Grow again?: Yes. I saved seeds from this variety and plan on growing it again. I think this has a lot of potential to be a good canning tomato during a year with better weather.
Oh, and if you remember which tomatoes I said I planted this spring, you may be wondering what happened to Arkansas Traveller. I think I planted them out too late. They never managed to set fruit before I had to quit watering the tomatoes due to the water restrictions. I still have plenty more seeds left, so I'll give them another chance next year. It's not really fair to compare them to tomato varieties I planted out much earlier than them.
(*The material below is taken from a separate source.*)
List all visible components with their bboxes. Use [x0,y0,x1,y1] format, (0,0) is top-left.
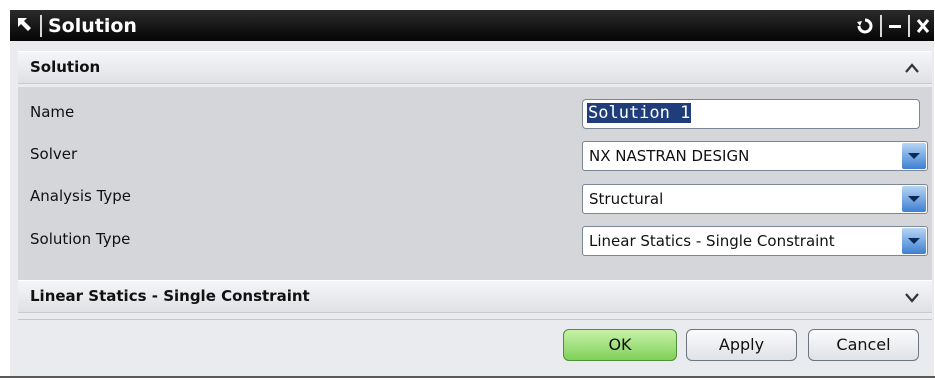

I've heard a lot of good things about AT's performance in hot climates, so I look forward to giving them a fair chance next year.
This year I am also growing fall tomatoes as an experiment. To be fair, I only planted varieties I already grew this spring, to see how they do in the fall. I planted the rest of my original Rio Grande seeds, but only one plant came up (good thing I already saved seeds). I also planted some more Bloody Butcher tomatoes (trying to use those seeds up) and Cherokee Purple and have several plants of each of those. I'll let you know how they do. Who knows, maybe Bloody Butcher will redeem itself as a fall crop.